"In your nature, O eternal Godhead, I shall know my own nature."
-St. Catherine of Siena
Oh St. Catherine of Siena, pray for us on this day of your feast, that we may receive grace enough to be reminded of who we are.
To consider life as a vocation encourages interior freedom, stirring within the person a desire for the future, as well as the rejection of a notion of existence that is passive, boring, and banal. In this way, life takes on the value of a "gift received which, by its nature, tends to become a good given" (Document New Vocations for a New Europe, 1997, 16, b). Man shows that he has been reborn in the Spirit (cf. John 3, 3-5) when he learns to follow the way of the New Commandment: "that you love one another as I have loved you" (John 15, 12). One could say that, in a certain sense, love is the DNA of the children of God; it is the "holy vocation" by which we have been called "in virtue of his own purpose and the grace which he gave us in Christ Jesus ages ago, and now has manifested through the appearance of our Saviour Christ Jesus" (2 Tim 1, 9-10).
At the root of every vocational journey there is the Emmanuel, the God-with-us. He shows us that we are not alone in fashioning our lives, because God walks with us, in the midst of our ups-and-downs, and, if we want him to, he weaves with each of us a marvellous tale of love, unique and irreproducible, and, at the same time, in harmony with all humanity and the entire cosmos. To discover the presence of God in our individual stories, not to feel orphans any longer, but rather to know that we have a Father in whom we can trust completely - this is the great turning-point that transforms our merely human outlook and leads man to understand, as Gaudium et spes affirms, that he "cannot fully find himself except through a sincere gift of himself" (n. 24).
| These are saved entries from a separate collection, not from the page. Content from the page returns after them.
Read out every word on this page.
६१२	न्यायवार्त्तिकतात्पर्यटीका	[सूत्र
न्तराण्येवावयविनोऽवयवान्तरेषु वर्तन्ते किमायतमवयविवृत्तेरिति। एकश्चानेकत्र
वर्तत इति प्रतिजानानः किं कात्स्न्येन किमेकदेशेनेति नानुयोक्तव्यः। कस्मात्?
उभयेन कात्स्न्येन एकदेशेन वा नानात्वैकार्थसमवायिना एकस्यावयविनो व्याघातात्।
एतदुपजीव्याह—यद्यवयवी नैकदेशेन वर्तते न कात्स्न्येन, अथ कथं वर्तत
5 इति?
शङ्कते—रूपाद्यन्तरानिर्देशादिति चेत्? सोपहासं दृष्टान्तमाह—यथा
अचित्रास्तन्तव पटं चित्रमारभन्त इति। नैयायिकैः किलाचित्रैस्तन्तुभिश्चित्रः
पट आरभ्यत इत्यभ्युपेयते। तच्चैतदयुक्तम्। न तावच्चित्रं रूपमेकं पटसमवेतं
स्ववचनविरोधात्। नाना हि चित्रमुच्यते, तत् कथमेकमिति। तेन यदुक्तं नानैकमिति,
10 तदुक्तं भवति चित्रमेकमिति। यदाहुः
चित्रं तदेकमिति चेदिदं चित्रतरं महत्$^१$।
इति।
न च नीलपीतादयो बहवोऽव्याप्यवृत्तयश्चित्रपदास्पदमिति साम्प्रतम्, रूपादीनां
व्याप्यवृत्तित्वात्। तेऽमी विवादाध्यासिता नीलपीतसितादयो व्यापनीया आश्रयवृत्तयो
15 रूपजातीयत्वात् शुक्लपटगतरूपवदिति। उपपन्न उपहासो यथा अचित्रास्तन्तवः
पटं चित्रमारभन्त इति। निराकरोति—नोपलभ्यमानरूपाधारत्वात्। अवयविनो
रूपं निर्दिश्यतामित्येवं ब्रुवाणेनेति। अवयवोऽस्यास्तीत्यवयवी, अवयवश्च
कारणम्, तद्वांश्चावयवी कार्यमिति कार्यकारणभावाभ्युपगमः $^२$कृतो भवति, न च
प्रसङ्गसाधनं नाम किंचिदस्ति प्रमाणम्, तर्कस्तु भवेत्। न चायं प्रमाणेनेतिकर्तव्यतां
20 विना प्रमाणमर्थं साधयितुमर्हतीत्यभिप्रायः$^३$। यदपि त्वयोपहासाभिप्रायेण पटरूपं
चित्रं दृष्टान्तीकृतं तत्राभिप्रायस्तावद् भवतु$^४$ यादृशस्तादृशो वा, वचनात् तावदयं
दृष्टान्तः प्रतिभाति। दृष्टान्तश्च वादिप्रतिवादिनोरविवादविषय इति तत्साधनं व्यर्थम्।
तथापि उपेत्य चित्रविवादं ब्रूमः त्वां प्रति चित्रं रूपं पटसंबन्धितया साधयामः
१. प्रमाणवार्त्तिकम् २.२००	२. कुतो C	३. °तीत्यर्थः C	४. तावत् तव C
…We need men and women who, by their witness, "remind the baptized of the fundamental values of the Gospel," and who foster "in the People of God an awareness of the need to respond with holiness of life to the love of God poured into their hearts by the Holy Spirit, by reflecting in their conduct the sacramental consecration which is brought about by God's power in Baptism, Confirmation or Holy Orders" (Vita consecrata, 33).